Her father never made completion of our house 22 years ago.
He had a stroke, an aneurysm (a burst blood-vessel in his brain), and died about a week later.
That was 1989.
Just before his stroke he gave us $500 to purchase a Sugar-Maple.
That Sugar-Maple has grown and prospered, and my wife wanted her ashes dispersed under that Sugar-Maple.
Our property is pretty much her doing, but she never requested her ashes be dispersed under that Sugar-Maple to me.
I heard that from her mother.
My wife’s mother is still alive, living independently in a retirement apartment in De Land, Fla. She’s 96, and very spry. (She takes care of so-called “old people” younger than her.)
Four were in attendance beside me.
Two were my younger brother-from-Boston and his wife.
He had bereavement-leave, as if our dispersal were a ceremony.

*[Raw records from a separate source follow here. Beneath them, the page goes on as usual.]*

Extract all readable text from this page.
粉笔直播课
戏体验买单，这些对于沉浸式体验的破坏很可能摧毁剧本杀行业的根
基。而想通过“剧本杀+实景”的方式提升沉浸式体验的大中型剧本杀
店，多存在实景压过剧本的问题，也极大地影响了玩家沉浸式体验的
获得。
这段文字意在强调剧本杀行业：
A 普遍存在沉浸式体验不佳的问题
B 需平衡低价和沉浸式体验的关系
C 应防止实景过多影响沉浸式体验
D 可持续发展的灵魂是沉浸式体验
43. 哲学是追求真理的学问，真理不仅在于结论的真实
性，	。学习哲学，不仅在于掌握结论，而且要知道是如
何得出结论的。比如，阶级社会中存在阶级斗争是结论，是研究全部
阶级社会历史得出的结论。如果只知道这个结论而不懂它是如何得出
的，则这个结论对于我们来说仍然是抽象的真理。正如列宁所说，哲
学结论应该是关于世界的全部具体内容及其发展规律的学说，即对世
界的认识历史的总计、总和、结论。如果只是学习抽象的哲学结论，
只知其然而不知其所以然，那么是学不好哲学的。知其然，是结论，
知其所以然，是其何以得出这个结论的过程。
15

Another was Karin (“car-in”) Morgan, previously Karin Wahlstrom (“WALL-strum”), a friend of my wife during college.
Karin lives in the area, and is a native of the Bronx.
The fourth was Fran Swetman (“sweat-min”), the postmaster at the West Bloomfield post-office, where Fran hired my wife as a relief postmaster after my wife retired as a computer-programmer in Rochester, NY.
Fran thought the world of my wife, the best relief postmaster she ever hired.
Fran thought my wife was above-all smart, and beyond that kind and sensible. Unpretentious.
Fran and my wife became fast friends. They used to walk together in a nearby park.
I wasn’t sure I could disperse the ashes, but I did.
Karin, previously a ne’er-do-well that has since found religion, offered a prayer.
After I finished I went to Fran.
“There ya go, old buddy,” I said through tears.
“The best friend I ever had.”
“And above-all smart, and unpretentious about it,” Fran said.
With that, Fran drove back to work. She had used her lunch-hour to attend the dispersal. I was adamant she be able to attend.
“I was extremely fortunate,” I told Karin. “I got a good one; and I coulda done a lot worse.
I sure stole enough of her ideas.”
So now my wife’s ashes surround the Sugar-Maple.
Birds are stealing tiny bone-fragments, stones, to add to their nests.
My dog picks at the ashes.
My Zero-Turn lawnmower will blow her ashes all over the yard as I trim around that tree.

• Our 48-inch “zero-turn” riding-mower is a special design with separate drives to each drive-wheel, so it can be spun on a dime. “Zero-turns” are becoming the norm, because they cut mowing time in half compared to a lawn-tractor, which has to be set up for each mowing-pass.